Hackaday Prize Entry: Open Source Hydroponic Monitoring System

A few months ago, [Adam] was building a controller system for a small hydroponic system he had set up in his basement. Since then, the Hackaday Prize was announced, and given the theme – saving the world one plant at a time – he’s renvisioning his garden control and monitoring system as a Hackaday Prize entry.

While the mechanical and green part of the build is exactly what you would expect from something designed from hardware store parts, the electronics are rather interesting. All the plants in either a hydroponic or dirt-based setup will have their moisture level and PH monitored by a a set of electronics that push data up to the cloud.

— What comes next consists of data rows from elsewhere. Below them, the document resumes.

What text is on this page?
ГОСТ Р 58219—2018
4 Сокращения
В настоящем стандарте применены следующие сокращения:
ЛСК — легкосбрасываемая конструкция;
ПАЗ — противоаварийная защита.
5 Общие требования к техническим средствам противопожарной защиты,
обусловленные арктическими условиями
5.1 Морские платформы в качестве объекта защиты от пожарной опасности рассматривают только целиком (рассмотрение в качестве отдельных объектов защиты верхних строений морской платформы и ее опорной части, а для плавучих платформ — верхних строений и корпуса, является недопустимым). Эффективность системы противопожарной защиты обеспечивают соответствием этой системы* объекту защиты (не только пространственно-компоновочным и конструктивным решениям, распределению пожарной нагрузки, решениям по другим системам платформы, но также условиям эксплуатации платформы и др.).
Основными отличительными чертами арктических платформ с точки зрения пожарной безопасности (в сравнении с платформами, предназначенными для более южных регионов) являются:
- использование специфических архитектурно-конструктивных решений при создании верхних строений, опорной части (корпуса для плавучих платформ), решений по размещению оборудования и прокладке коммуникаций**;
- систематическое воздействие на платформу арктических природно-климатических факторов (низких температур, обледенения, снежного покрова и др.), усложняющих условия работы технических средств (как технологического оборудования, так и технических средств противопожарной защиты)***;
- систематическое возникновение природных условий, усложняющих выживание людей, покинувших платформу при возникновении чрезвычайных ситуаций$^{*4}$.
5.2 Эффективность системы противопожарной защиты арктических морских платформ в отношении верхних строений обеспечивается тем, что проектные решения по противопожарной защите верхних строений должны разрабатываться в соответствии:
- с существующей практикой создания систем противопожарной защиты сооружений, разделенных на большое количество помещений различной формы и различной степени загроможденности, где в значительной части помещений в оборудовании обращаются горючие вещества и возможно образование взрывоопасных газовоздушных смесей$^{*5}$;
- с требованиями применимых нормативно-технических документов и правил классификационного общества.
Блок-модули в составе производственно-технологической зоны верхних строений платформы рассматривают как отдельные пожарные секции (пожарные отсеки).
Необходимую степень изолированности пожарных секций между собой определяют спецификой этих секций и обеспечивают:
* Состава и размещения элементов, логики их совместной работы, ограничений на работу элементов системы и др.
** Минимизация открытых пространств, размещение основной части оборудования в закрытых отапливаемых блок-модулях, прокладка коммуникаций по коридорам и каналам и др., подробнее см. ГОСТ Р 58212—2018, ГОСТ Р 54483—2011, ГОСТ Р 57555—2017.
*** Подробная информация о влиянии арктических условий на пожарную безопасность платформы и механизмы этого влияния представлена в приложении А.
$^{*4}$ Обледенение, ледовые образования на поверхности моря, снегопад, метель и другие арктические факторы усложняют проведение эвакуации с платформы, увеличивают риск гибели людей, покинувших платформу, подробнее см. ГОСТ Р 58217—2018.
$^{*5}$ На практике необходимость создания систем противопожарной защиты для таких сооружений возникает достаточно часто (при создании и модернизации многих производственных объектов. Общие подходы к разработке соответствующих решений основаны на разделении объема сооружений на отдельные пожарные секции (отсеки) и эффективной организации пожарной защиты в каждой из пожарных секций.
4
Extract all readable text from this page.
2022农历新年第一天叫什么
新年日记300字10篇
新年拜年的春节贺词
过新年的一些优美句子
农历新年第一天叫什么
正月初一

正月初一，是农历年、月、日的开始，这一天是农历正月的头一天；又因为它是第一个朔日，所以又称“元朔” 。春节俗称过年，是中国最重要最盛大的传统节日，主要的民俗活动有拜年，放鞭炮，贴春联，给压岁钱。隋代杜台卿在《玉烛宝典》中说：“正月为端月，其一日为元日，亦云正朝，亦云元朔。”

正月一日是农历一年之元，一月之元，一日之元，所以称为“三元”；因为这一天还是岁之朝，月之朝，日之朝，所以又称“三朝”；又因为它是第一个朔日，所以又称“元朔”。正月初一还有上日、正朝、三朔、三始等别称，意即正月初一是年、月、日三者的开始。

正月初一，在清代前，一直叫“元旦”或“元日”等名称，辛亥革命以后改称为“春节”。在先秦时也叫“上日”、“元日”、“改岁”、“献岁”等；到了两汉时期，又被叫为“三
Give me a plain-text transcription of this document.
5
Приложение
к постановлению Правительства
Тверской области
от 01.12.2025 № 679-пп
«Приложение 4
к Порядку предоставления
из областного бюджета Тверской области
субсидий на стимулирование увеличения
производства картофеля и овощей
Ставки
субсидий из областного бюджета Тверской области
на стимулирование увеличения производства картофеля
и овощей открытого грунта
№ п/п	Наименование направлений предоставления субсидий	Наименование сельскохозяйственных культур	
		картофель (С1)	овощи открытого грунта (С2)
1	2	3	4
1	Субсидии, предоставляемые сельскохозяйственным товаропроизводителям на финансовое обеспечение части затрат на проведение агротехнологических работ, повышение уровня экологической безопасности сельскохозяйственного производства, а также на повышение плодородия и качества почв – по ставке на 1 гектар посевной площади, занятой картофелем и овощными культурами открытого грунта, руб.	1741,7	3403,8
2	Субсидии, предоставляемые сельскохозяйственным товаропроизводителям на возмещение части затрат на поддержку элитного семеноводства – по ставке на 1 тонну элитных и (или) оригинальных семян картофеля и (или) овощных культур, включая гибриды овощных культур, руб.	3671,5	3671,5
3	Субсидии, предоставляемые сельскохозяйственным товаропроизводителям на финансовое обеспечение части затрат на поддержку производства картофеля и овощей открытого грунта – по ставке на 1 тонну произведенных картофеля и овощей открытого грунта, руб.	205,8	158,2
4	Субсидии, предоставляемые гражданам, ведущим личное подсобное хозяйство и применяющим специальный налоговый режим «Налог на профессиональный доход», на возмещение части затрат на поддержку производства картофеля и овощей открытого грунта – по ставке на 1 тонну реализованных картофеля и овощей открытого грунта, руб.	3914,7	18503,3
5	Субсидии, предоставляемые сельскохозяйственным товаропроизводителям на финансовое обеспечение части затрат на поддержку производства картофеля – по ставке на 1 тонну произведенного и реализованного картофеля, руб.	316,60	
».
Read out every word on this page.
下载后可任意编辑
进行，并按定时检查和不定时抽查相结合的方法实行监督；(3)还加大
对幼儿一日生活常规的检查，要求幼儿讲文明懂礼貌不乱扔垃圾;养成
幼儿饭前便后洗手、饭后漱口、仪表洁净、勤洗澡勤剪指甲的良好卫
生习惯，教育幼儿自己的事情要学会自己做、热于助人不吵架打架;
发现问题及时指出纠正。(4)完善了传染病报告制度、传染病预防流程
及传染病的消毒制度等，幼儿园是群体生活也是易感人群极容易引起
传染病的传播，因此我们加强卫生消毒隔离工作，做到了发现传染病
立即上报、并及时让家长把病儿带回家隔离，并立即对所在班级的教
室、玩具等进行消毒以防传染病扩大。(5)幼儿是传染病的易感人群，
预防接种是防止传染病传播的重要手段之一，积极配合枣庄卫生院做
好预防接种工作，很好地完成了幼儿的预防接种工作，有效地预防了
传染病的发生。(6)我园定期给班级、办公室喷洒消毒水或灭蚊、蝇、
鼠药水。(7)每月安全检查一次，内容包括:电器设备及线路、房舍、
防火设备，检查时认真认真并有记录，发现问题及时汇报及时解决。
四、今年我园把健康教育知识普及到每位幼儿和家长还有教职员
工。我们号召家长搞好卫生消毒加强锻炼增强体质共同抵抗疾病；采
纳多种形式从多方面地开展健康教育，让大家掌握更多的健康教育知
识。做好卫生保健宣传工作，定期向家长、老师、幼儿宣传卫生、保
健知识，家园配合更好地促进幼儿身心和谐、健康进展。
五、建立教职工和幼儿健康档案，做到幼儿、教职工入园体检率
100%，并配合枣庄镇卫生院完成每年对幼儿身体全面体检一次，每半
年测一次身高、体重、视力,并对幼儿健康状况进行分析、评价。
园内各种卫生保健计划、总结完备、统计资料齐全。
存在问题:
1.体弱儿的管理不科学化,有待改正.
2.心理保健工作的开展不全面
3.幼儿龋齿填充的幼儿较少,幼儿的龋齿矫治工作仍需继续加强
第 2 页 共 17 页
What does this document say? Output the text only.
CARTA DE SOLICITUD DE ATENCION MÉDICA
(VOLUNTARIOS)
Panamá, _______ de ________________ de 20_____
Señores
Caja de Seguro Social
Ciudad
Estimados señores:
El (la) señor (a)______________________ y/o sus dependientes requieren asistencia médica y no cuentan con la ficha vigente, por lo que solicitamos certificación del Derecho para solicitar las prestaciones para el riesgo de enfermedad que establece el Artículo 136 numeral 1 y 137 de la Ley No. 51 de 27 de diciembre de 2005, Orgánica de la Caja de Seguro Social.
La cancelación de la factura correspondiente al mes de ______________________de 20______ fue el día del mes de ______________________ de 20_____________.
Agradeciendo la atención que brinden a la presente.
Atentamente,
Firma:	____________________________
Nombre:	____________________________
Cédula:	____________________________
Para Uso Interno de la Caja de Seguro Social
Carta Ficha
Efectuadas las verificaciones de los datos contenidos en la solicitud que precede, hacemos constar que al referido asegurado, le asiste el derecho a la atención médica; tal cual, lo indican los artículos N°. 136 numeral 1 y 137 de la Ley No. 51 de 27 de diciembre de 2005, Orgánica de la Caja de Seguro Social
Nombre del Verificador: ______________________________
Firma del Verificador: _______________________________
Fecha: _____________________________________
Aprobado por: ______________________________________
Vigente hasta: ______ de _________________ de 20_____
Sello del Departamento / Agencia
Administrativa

The current hardware setup includes a DyIO, a very cool dev platform with 24 digital I/Os and 24 servo outputs, a Raspberry Pi, and a few module boards loaded up with ARM microcontrollers and an ESP8266. [Adam] is hitting all the hardware on this build.

So far, [Adam] has a few boards sent out to a board fab, including an analog sensor module, a digital sensor module. a WiFi module hub, and a few bits and bobs that make integration into an existing garden or hydroponic setup easier. It’s a great project for this year’s Hackaday Prize, and proof that you don’t need to come up with a new build to submit something.

The 2015 Hackaday Prize is sponsored by:

10 thoughts on “Hackaday Prize Entry: Open Source Hydroponic Monitoring System

  1. Nothing wrong with growing plants in the basement. There is a whole indoor/urban plant growing movement. Often it is small scale and high density. I use mine to grow peppers and lettuce mainly as well as being a great place to start seedlings for the garden.

  2. ” …proof that you don’t need to come up with a new build to submit something.” So… I build networking infrastructure and created the internet. Do I get a free ride to space now?

  3. I have my reservations with the idea that home hydroponics will save the world.
    It would be interesting to calculate the energy cost and CO2 footprint associated with growing hydroponic food and compare with shop bought produce.
    I do like this project, it could be used to optimise conditions for differing plants.

  4. I’m impressed. I’d like to use such a thing to say I have 3 different climates, Alpine, Tropic and Desert.

    The biggest and most valuable aspect isn’t the “green gold” that most people assume.

    It’s actually protecting and propagating endangered plant species.